A new law goes into effect in New York today which prohibits the pricing of goods based on the gender of the person to whom the product is marketed.  Specifically, the new law prohibits anyone from charging a price for any goods or services that are "substantially similar," if they are "priced differently based on the gender of the individuals" for whom they are marketed or intended.  

This means, for example, that you can't charge a higher price for an identical razor or razor blade just because it's in pink packaging.  In announcing the effort to pass this law, New York Governor Andrew M. Cuomo said, "This year New York will once again lead the nation and continue our work to end this shameful and repugnant injustice by eliminating the so-called pink tax once and for all -- because pink or blue, the price should be the same."

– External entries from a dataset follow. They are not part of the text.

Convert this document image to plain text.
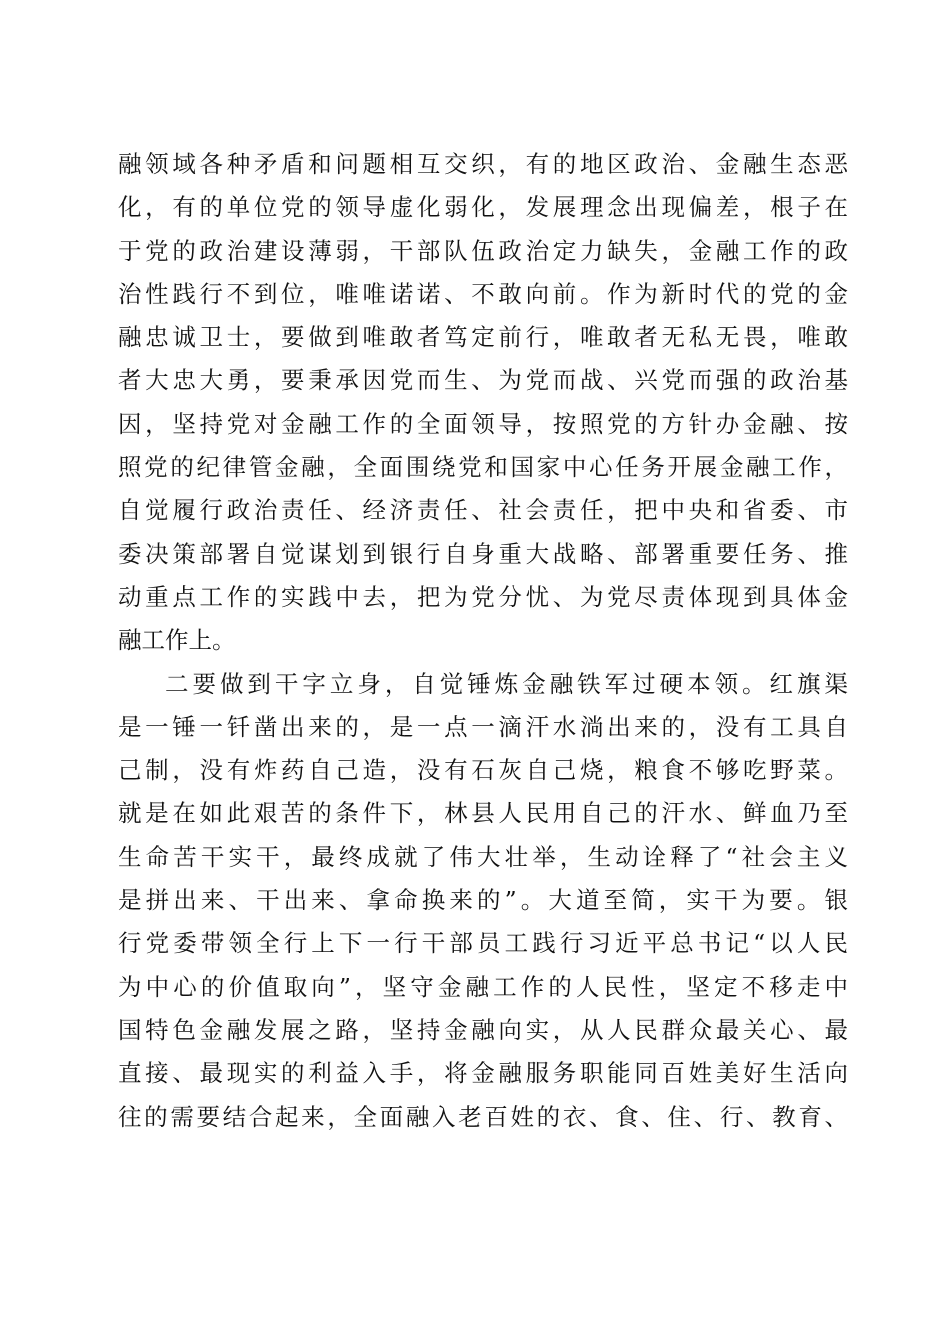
融领域各种矛盾和问题相互交织，有的地区政治、金融生态恶
化，有的单位党的领导虚化弱化，发展理念出现偏差，根子在
于党的政治建设薄弱，干部队伍政治定力缺失，金融工作的政
治性践行不到位，唯唯诺诺、不敢向前。作为新时代的党的金
融忠诚卫士，要做到唯敢者笃定前行，唯敢者无私无畏，唯敢
者大忠大勇，要秉承因党而生、为党而战、兴党而强的政治基
因，坚持党对金融工作的全面领导，按照党的方针办金融、按
照党的纪律管金融，全面围绕党和国家中心任务开展金融工作，
自觉履行政治责任、经济责任、社会责任，把中央和省委、市
委决策部署自觉谋划到银行自身重大战略、部署重要任务、推
动重点工作的实践中去，把为党分忧、为党尽责体现到具体金
融工作上。
二要做到干字立身，自觉锤炼金融铁军过硬本领。红旗渠
是一锤一钎凿出来的，是一点一滴汗水淌出来的，没有工具自
己制，没有炸药自己造，没有石灰自己烧，粮食不够吃野菜。
就是在如此艰苦的条件下，林县人民用自己的汗水、鲜血乃至
生命苦干实干，最终成就了伟大壮举，生动诠释了“社会主义
是拼出来、干出来、拿命换来的”。大道至简，实干为要。银
行党委带领全行上下一行干部员工践行习近平总书记“以人民
为中心的价值取向”，坚守金融工作的人民性，坚定不移走中
国特色金融发展之路，坚持金融向实，从人民群众最关心、最
直接、最现实的利益入手，将金融服务职能同百姓美好生活向
往的需要结合起来，全面融入老百姓的衣、食、住、行、教育、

The law -- which is only enforceable by the New York Attorney General -- prohibits differences in pricing on "substantially similar" goods and services, which are defined as: 

  • Two goods that exhibit no substantial differences in: (A) the materials used in production; (B) the intended use of the good; (C) the functional design and features of the good; and (D) the brand of the good; or

  • Two services that exhibit no substantial difference in: (A) the amount of time to provide the services; (B) the difficulty in providing the services; and (C) the cost of providing the services. 

The law makes clear that a difference in the color of a product is not considered to be a "substantial difference," however.

The new law does not prohibit differences in pricing that are unrelated to gender, including price differences that are due to differences in the amount of time it takes to manufacture the goods or provide the services, the difficulty in manufacturing the goods or providing the services, and the costs, labor, or materials used to provide the goods or services.  

With the law taking effect today, it's important for retailers and others to ensure that they've addressed any price differences in the goods and services that they're offering, if those differences are based solely on the gender of the target audience.